Tangsuyuk (sweet n sour pork), jajangmyun (black bean noodles), bokkeumbap (fried rice), and jjambbong (spicy seafood noodle soup)—by far the most popular fast-food dishes in Korea—are Chinese in origin but have a distinct and modified Korean taste to them. They have been around in Korea for such a long time that it’s quite possible that the current generation of youth might even think of them as uniquely Korean. Regardless, joonghwa yori (aka Korean-Chinese cuisine) will always be my Achilles heel because it’s just so quick, addicting, and relatively cheap—a winning combination in my book.
A short anecdote: I still remember hearing and seeing the insane delivery guys on motorbikes weaving in and out of traffic trying to deliver their meals as fast as possible. And lucky me, I got to meet one of them personally as a delivery guy blindsided my Honda motorbike. Despite suffering some scratches on my bike, it was hard to berate the guy simply because he immediately began apologizing and bowing at 90 degrees in a show of forgiveness. Since I came away from the incident unscathed, I let him go do his thing and advised him to drive safely. He sped off faster than our initial encounter. Thinking back, I guess this might be the reason why I no longer visit the Kangnam area anymore….specifically the intersection next to Kyobo Bookstore.
“Sharing food with another human being is an intimate act that should not be indulged in lightly.” ~ M. F. K. Fisher
- 2 lbs boneless chicken breasts, cut into strips
- 1 medium size onion, cut into chunks
- bell peppers, cut into chunks
- 1 bunch wood ear mushrooms (if available)
- 1 small carrot, cut into thin strips (if available)
- 1 can pineapple, chunks or slices
- canola or vegetable oil for frying
- For the Batter:
- ½ cup flour
- 4 tbsp corn or potato starch
- ½ cup cold water
- 1 egg white
- salt and pepper
- Sweet n Sour Sauce:
- 1½ cup of water
- 2 tbsp corn starch + equal parts water
- 2 tbsp soy sauce
- 3 tbsp cider vinegar
- 4 tbsp brown sugar
- 1/4 cup canned pineapple juice
- *Extra light olive oil and sunflower oil are great options to use when you deep-fry foods.
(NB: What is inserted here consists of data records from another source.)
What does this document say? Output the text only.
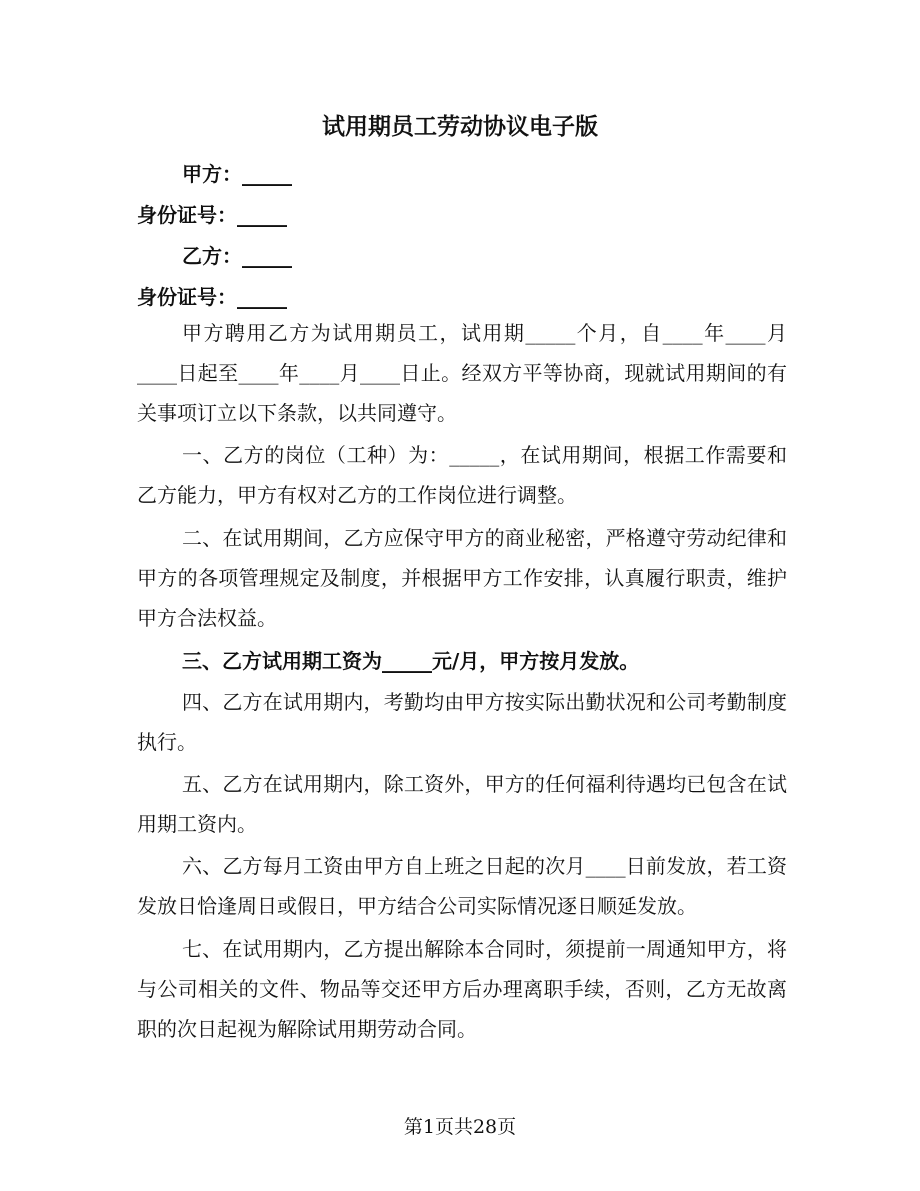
试用期员工劳动协议电子版
甲方：_____
身份证号：_____
乙方：_____
身份证号：_____

甲方聘用乙方为试用期员工，试用期_____个月，自____年____月____日起至____年____月____日止。经双方平等协商，现就试用期间的有关事项订立以下条款，以共同遵守。

一、乙方的岗位（工种）为：_____，在试用期间，根据工作需要和乙方能力，甲方有权对乙方的工作岗位进行调整。

二、在试用期间，乙方应保守甲方的商业秘密，严格遵守劳动纪律和甲方的各项管理规定及制度，并根据甲方工作安排，认真履行职责，维护甲方合法权益。

三、乙方试用期工资为_____元/月，甲方按月发放。

四、乙方在试用期内，考勤均由甲方按实际出勤状况和公司考勤制度执行。

五、乙方在试用期内，除工资外，甲方的任何福利待遇均已包含在试用期工资内。

六、乙方每月工资由甲方自上班之日起的次月____日前发放，若工资发放日恰逢周日或假日，甲方结合公司实际情况逐日顺延发放。

七、在试用期内，乙方提出解除本合同时，须提前一周通知甲方，将与公司相关的文件、物品等交还甲方后办理离职手续，否则，乙方无故离职的次日起视为解除试用期劳动合同。

第1页共28页
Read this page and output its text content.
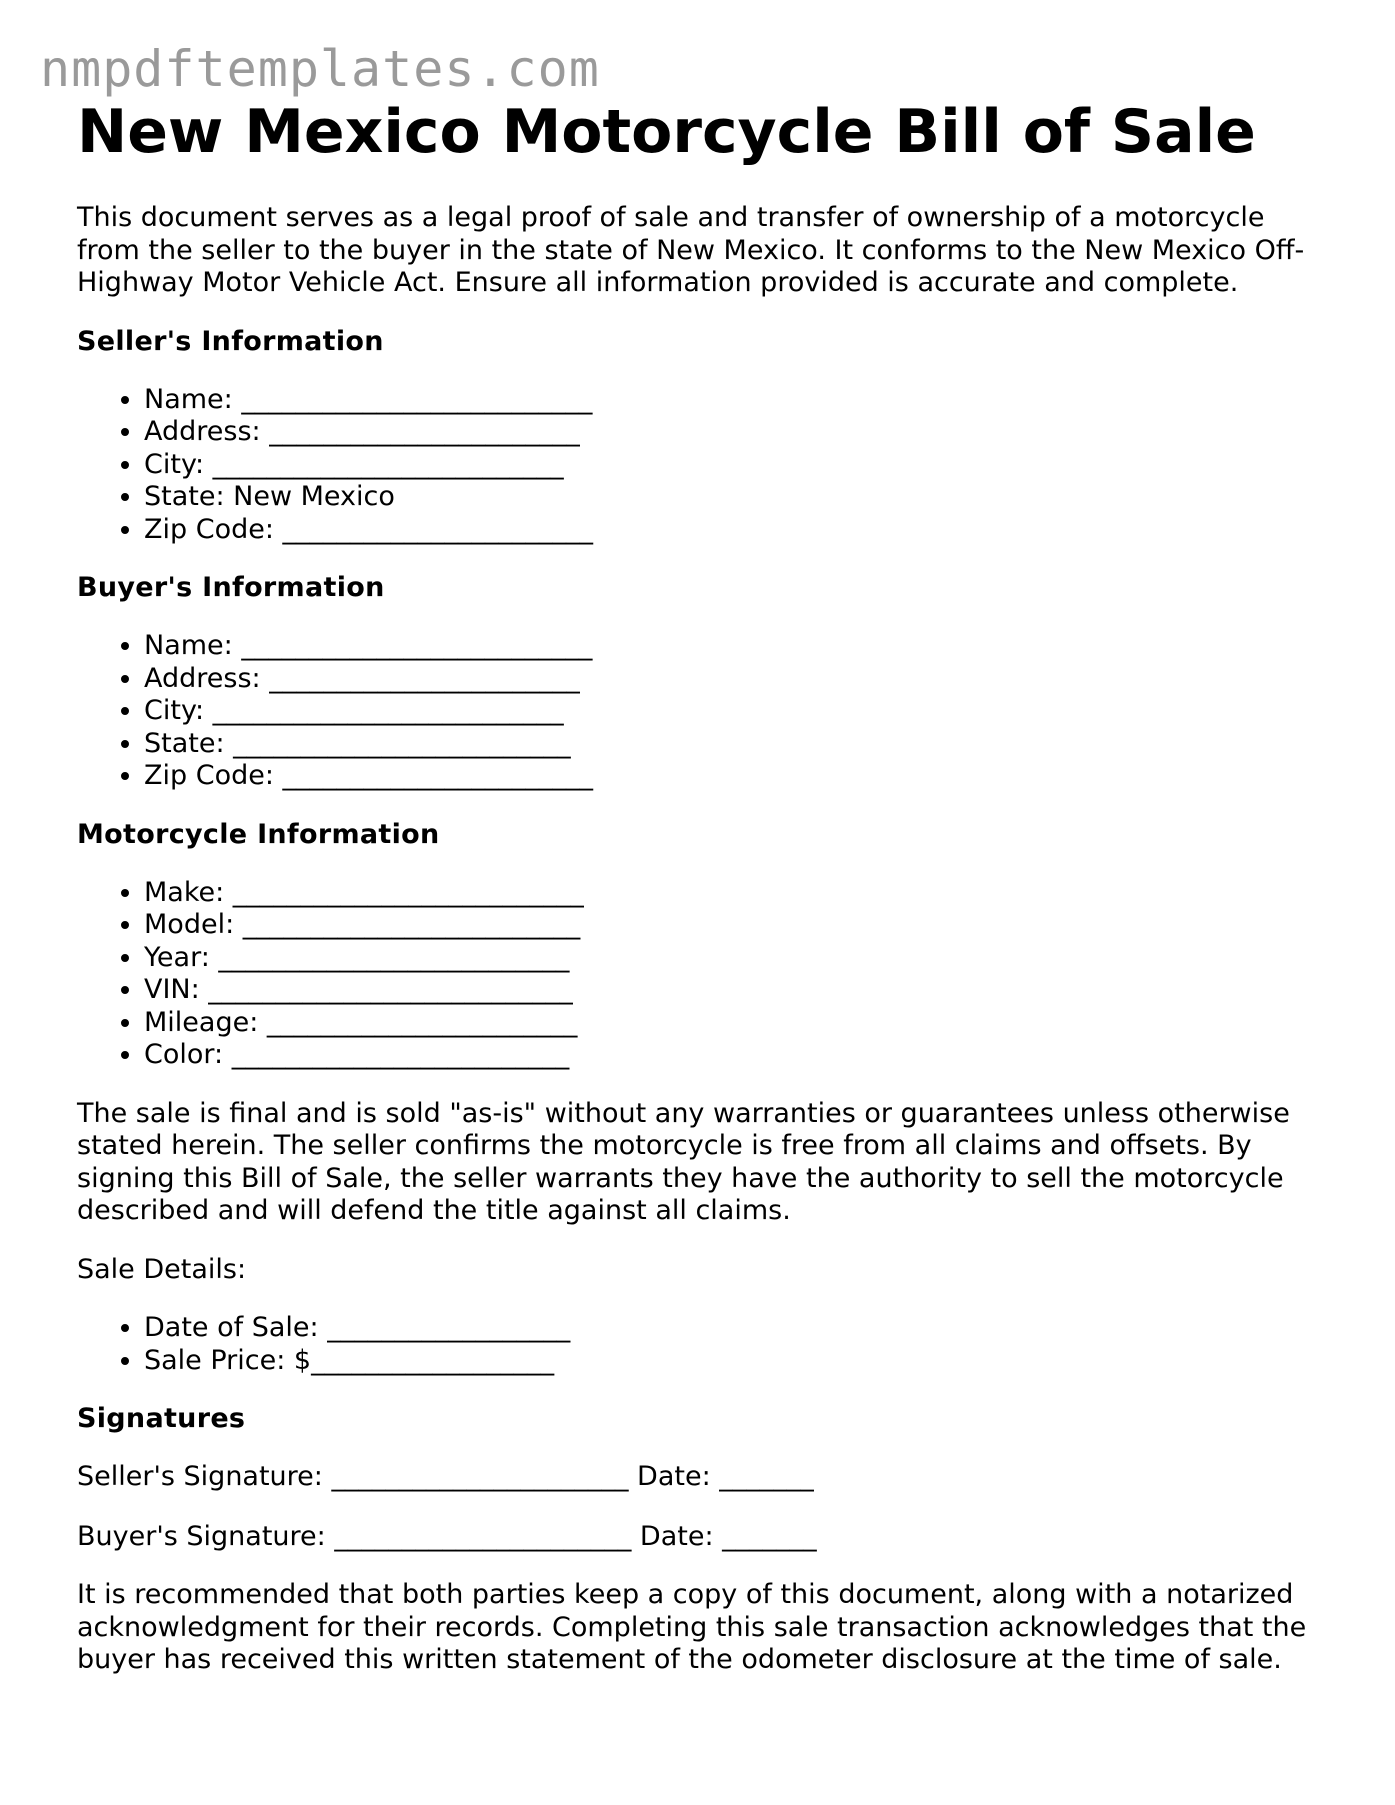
nmpdftemplates.com
New Mexico Motorcycle Bill of Sale

This document serves as a legal proof of sale and transfer of ownership of a motorcycle from the seller to the buyer in the state of New Mexico. It conforms to the New Mexico Off-Highway Motor Vehicle Act. Ensure all information provided is accurate and complete.

Seller's Information
• Name: __________________________
• Address: _______________________
• City: __________________________
• State: New Mexico
• Zip Code: _______________________
Buyer's Information
• Name: __________________________
• Address: _______________________
• City: __________________________
• State: _________________________
• Zip Code: _______________________
Motorcycle Information
• Make: __________________________
• Model: _________________________
• Year: __________________________
• VIN: ___________________________
• Mileage: _______________________
• Color: _________________________

The sale is final and is sold "as-is" without any warranties or guarantees unless otherwise stated herein. The seller confirms the motorcycle is free from all claims and offsets. By signing this Bill of Sale, the seller warrants they have the authority to sell the motorcycle described and will defend the title against all claims.

Sale Details:

• Date of Sale: __________________
• Sale Price: $__________________
Signatures

Seller's Signature: ______________________ Date: _______

Buyer's Signature: ______________________ Date: _______

It is recommended that both parties keep a copy of this document, along with a notarized acknowledgment for their records. Completing this sale transaction acknowledges that the buyer has received this written statement of the odometer disclosure at the time of sale.
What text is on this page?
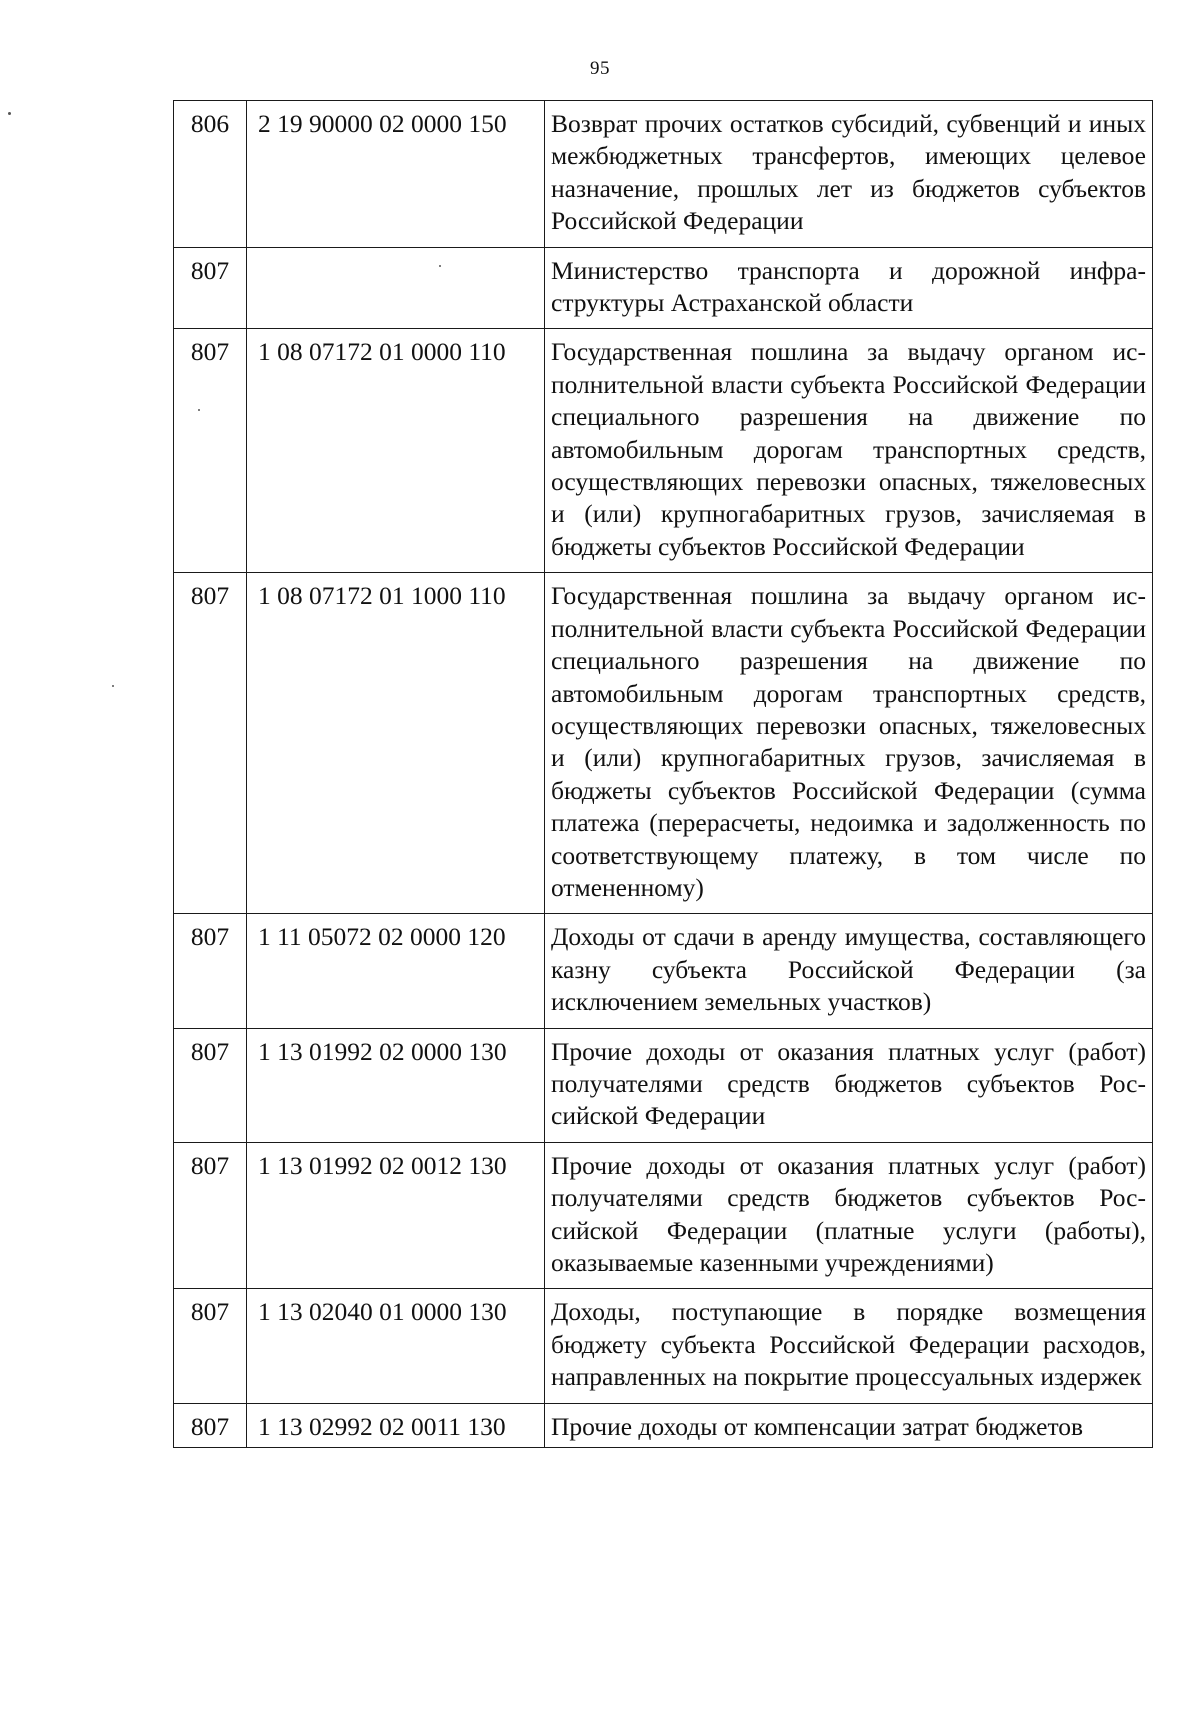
95
806	2 19 90000 02 0000 150	Возврат прочих остатков субсидий, субвенций и иных межбюджетных трансфертов, имеющих целевое назначение, прошлых лет из бюджетов субъектов Российской Федерации
807		Министерство транспорта и дорожной инфраструктуры Астраханской области
807	1 08 07172 01 0000 110	Государственная пошлина за выдачу органом исполнительной власти субъекта Российской Федерации специального разрешения на движение по автомобильным дорогам транспортных средств, осуществляющих перевозки опасных, тяжеловесных и (или) крупногабаритных грузов, зачисляемая в бюджеты субъектов Российской Федерации
807	1 08 07172 01 1000 110	Государственная пошлина за выдачу органом исполнительной власти субъекта Российской Федерации специального разрешения на движение по автомобильным дорогам транспортных средств, осуществляющих перевозки опасных, тяжеловесных и (или) крупногабаритных грузов, зачисляемая в бюджеты субъектов Российской Федерации (сумма платежа (перерасчеты, недоимка и задолженность по соответствующему платежу, в том числе по отмененному)
807	1 11 05072 02 0000 120	Доходы от сдачи в аренду имущества, составляющего казну субъекта Российской Федерации (за исключением земельных участков)
807	1 13 01992 02 0000 130	Прочие доходы от оказания платных услуг (работ) получателями средств бюджетов субъектов Российской Федерации
807	1 13 01992 02 0012 130	Прочие доходы от оказания платных услуг (работ) получателями средств бюджетов субъектов Российской Федерации (платные услуги (работы), оказываемые казенными учреждениями)
807	1 13 02040 01 0000 130	Доходы, поступающие в порядке возмещения бюджету субъекта Российской Федерации расходов, направленных на покрытие процессуальных издержек
807	1 13 02992 02 0011 130	Прочие доходы от компенсации затрат бюджетов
They have a high smoke point and heart-healthy unsaturated fats. Other good options include safflower and peanut oils.
- Cut the chicken into thin strips, about 1 or 2-inch pieces. Season with salt n pepper, set aside for 10 mins.
- Cut the vegetables into large bite-sized pieces. Set aside until the sauce is ready.
- Make batter by mixing the flour, cornstarch, water and egg white. Mix until the batter has a light, runny consistency.
- Coat the chicken pieces in cornstarch, dust off any excess starch, and then dip into the batter until fully coated.
- Bring canola oil to medium high heat (or approx. 350 degrees). Deep fry each of the strips for about 5 minutes for each batch or until golden brown and cooked through. When finished, place on paper towel-lined dish or wire rack to remove excess oil. Fan dry them for extra crispiness.
- To make the sauce bring the sauce ingredients in a small pan, minus the cornstarch + water mixture. Bring to a rapid boil until sugar dissolves, then add the mixture of cornstarch and water. Reduce to low while stirring until thickened. Sample and adjust accordingly. Add desired vegetables and let simmer for a few minutes.
- Combine chicken and sauce together before transferring to a plate, or serve separately depending on preference. Happy eating!